Multiple studies indicate that endothelin antagonism may have a protective effect for chronic kidney disease. Despite that, clinical studies using avosentan have been halted due to adverse effects including fluid overload. Therefore, we aimed at investigating whether avosentan may have protective effects against hypertensive nephropathy at doses below those inducing fluid-retention. We used double transgenic rats (dTGR), overexpressing both the human renin and angiotensinogen gene, which develop malignant hypertension. Effects of avosentan alone or in combination with low-dose of valsartan (angiotensin AT1 receptor antagonist) on end-organ damage were studied. Avosentan induced a decrease of diuresis (18.3%) with a consequent decrease in hematocrit (8.3%) only at the highest dose investigated (100mg/kg). Treatment with the combination of avosentan and valsartan (10 and 0.1mg/kg, once daily by gavage, respectively) decreased albuminuria to a greater extent than each compound given alone (avosentan: 19.6mg/24h; valsartan: 12.9mg/24h; avosentan+valsartan: 1.7mg/24h, data are median values). Histological severity score also showed a drastic reduction of kidney damage. Furthermore, avosentan alone or in combination therapy dramatically decreased mortality compared to the 100% in untreated animals. These data support a therapeutic effect of avosentan at doses below those inducing fluid overload.

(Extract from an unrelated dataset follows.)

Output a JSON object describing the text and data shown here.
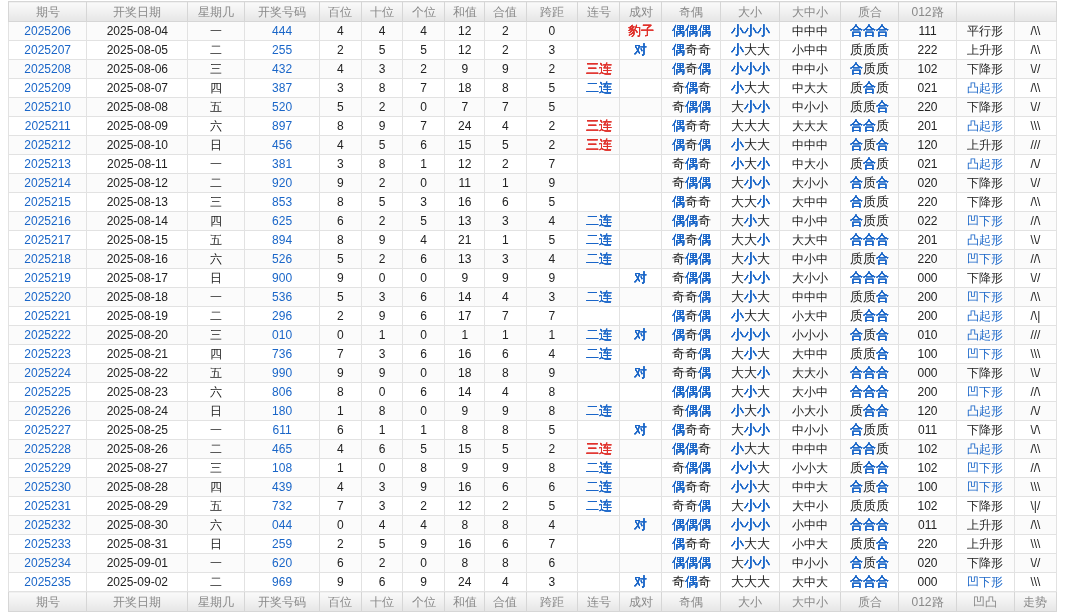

多项研究表明,内皮素拮抗作用可能对慢性肾病具有保护作用。尽管如此,由于包括液体超负荷在内的不良反应,使用阿伏生坦的临床研究已被叫停。因此,我们旨在研究阿伏生坦在低于引起液体潴留剂量时是否可能对高血压肾病具有保护作用。我们使用了双转基因大鼠(dTGR),其同时过表达人肾素和血管紧张素原基因,会发展为恶性高血压。研究了阿伏生坦单独使用或与低剂量缬沙坦(血管紧张素AT1受体拮抗剂)联合使用对终末器官损伤的影响。仅在研究的最高剂量(100mg/kg)下,阿伏生坦导致利尿减少(18.3%),继而血细胞比容降低(8.3%)。阿伏生坦与缬沙坦联合治疗(分别为10和0.1mg/kg,每日一次经口灌胃)比单独使用每种化合物更能降低蛋白尿(阿伏生坦:19.6mg/24h;缬沙坦:12.9mg/24h;阿伏生坦+缬沙坦:1.7mg/24h,数据为中位数)。组织学严重程度评分也显示肾损伤大幅减轻。此外,与未治疗动物100%的死亡率相比,阿伏生坦单独使用或联合治疗均显著降低了死亡率。这些数据支持了阿伏生坦在低于引起液体潴留剂量时的治疗效果。